Gone Girl went on to be a critical darling and Academy Awards nominee. Dark Places unfortunately isn’t likely to receive the same amount of praise and attention. It isn’t a bad movie, it’s just not a particularly ground breaking one.
There are several reasons for this. The most obvious is the lack of director David Fincher and cinematographer Jeff Cronenwenth. While Fincher has become a master at Hollywood noir cinema, French director Gilles Paquet-Brenner doesn’t display the same kind of confidence. That being said, according to IMDB, Dark Places appears to be his first big-budget Hollywood feature.
What Dark Places certainly isn’t lacking in is star power. With Charlize Theron, Christina Hendricks, Chloe Grace Moretz, Nicholas Hoult and Corey Stoll, the film is packed with some of the best A-list talent Hollywood has to offer.
In the 1985 section of the film, Christina Hendricks gives a strong performance as a mother at the end of her rope. Unfortunately sometimes it’s hard to stay focused on Hendricks’s performance because she wears some of the ugliest outfits ever put on camera. Can Hendricks and costume designer Janie Bryant please stay a team forever?

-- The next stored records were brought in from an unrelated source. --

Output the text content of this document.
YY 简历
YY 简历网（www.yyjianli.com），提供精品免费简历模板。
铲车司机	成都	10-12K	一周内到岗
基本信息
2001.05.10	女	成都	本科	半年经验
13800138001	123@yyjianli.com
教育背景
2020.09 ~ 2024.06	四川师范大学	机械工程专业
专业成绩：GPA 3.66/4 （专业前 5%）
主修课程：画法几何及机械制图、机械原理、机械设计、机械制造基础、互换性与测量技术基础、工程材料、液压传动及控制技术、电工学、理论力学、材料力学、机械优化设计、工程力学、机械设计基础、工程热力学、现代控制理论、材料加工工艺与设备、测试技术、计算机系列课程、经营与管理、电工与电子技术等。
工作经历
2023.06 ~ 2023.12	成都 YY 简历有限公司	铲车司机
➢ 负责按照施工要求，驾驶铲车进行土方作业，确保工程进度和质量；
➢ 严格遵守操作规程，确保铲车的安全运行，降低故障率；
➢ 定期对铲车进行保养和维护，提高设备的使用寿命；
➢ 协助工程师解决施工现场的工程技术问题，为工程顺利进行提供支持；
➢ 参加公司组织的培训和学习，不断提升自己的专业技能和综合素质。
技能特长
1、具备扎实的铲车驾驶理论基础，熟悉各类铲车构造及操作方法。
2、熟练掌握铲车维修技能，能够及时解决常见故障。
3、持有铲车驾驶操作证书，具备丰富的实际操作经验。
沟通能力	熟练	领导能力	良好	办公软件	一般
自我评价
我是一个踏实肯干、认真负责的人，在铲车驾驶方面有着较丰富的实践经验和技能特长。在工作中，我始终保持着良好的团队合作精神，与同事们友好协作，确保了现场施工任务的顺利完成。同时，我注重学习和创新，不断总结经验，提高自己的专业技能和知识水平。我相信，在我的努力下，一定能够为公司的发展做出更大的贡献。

As the lead role of the film, sometimes it felt like Theron, like her character, was hanging around for the paycheck. Plenty of other films have showcased Theron’s talents as an actress, but Libby Day will not go down as one of the great characters of her career. Theron does little in this film except act pissed off.
Meanwhile, Nicholas Hoult does his best with a pretty thankless role. The character of Lyle has a lot of potential to be interesting, but unfortunately the script never lets him get there. Stoll finds himself in a similar situation as prison inmate Ben. While Dark Places is unlikely to win any awards, but hopefully it can show producers that Hendricks, Hoult and Stoll all deserve bigger, meatier leading roles in future Hollywood productions.